Once again this will not be followed up with human clinical trials. But since we have NO stroke strategy or stroke leadership in any part of stroke this will fall thru the cracks. Our fucking failures of stroke associations once again will lead the way to failure but not doing anything about this.
http://jcb.sagepub.com/content/early/2016/01/08/0271678X15624933.abstract?

1. Philipp Barteczek
2. Lexiao Li
3. Anne-Sophie Ernst
4. Laura-Inés Böhler
5. Hugo H Marti
6. Reiner Kunze⇑

1. Institute of Physiology and Pathophysiology, University of Heidelberg, Heidelberg, Germany

1. Reiner Kunze, Institute of Physiology and Pathophysiology, University of Heidelberg, Im Neuenheimer Feld 326, Heidelberg 69120, Germany. Email: reiner.kunze@physiologie.uni-heidelberg.de

Abstract

Hypoxia-inducible factors mediate adaptive responses to ischemia, among others, by induction of anti- and pro-survival genes. Thus, the impact of HIF on neuronal survival upon stroke is controversial. Therefore, neuron-specific knockout mice deficient for Hif1a and Hif2a were exposed to inspiratory hypoxia or ischemia–reperfusion injury. Both Hif1a- and Hif2a-deficient mice showed no altered infarct and edema size, suggesting that both HIF-α subunits might compensate for each other. Accordingly, hypoxic HIF-target gene regulation was marginally affected with exception of anti-survival Bnip3 and pro-survival erythropoietin.
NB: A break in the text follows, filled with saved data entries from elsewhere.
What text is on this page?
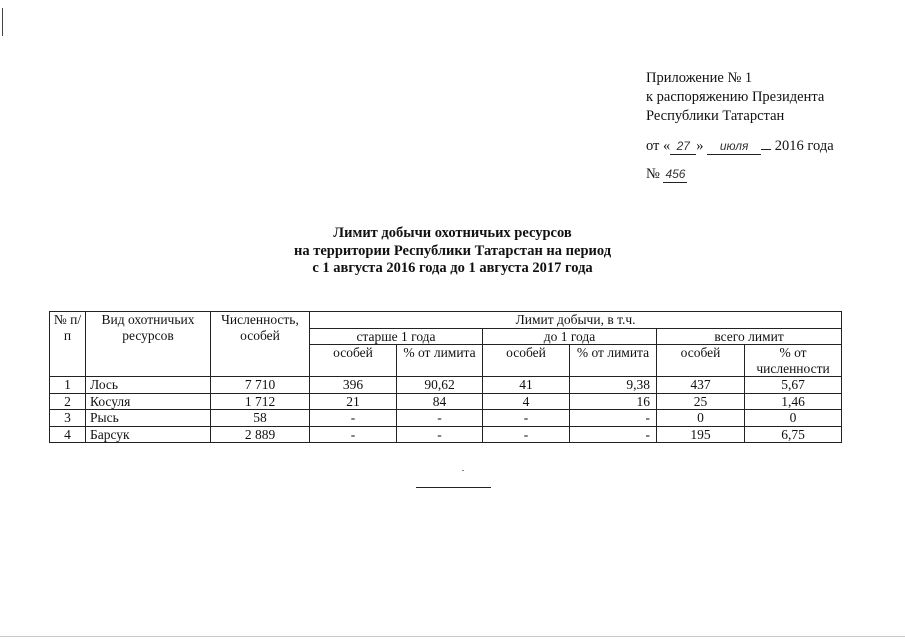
Приложение № 1
к распоряжению Президента
Республики Татарстан
от « 27 » июля 2016 года
№ 456
Лимит добычи охотничьих ресурсов
на территории Республики Татарстан на период
с 1 августа 2016 года до 1 августа 2017 года
№ п/п	Вид охотничьих ресурсов	Численность, особей	Лимит добычи, в т.ч.					
			старше 1 года		до 1 года		всего лимит	
			особей	% от лимита	особей	% от лимита	особей	% от численности
1	Лось	7 710	396	90,62	41	9,38	437	5,67
2	Косуля	1 712	21	84	4	16	25	1,46
3	Рысь	58	-	-	-	-	0	0
4	Барсук	2 889	-	-	-	-	195	6,75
In the early acute stage upon stroke, Hif1a/Hif2a double knockout mice exhibited significantly reduced expression of the anti-survival Bnip3, Bnip3L, and Pmaip1. Accordingly, global cell death and edema were significantly reduced upon 24 h but not 72 h reperfusion. Behavioral assessment indicated that Hif1a/Hif2a-deficient mice initially performed better, but became significantly more impaired after 72 h accompanied by increased apoptosis and reduced angiogenesis. Our findings suggest that in neurons HIF-1 and HIF-2 have redundant functions for cellular survival under ischemic conditions. By contrast, lack of anti-survival factors in Hif1a/Hif2a-deficient mice might protect from early acute neuronal cell death and neurological impairment, indicating a benefit of HIF-pathway inhibition in neurons in the very acute phase after ischemic stroke.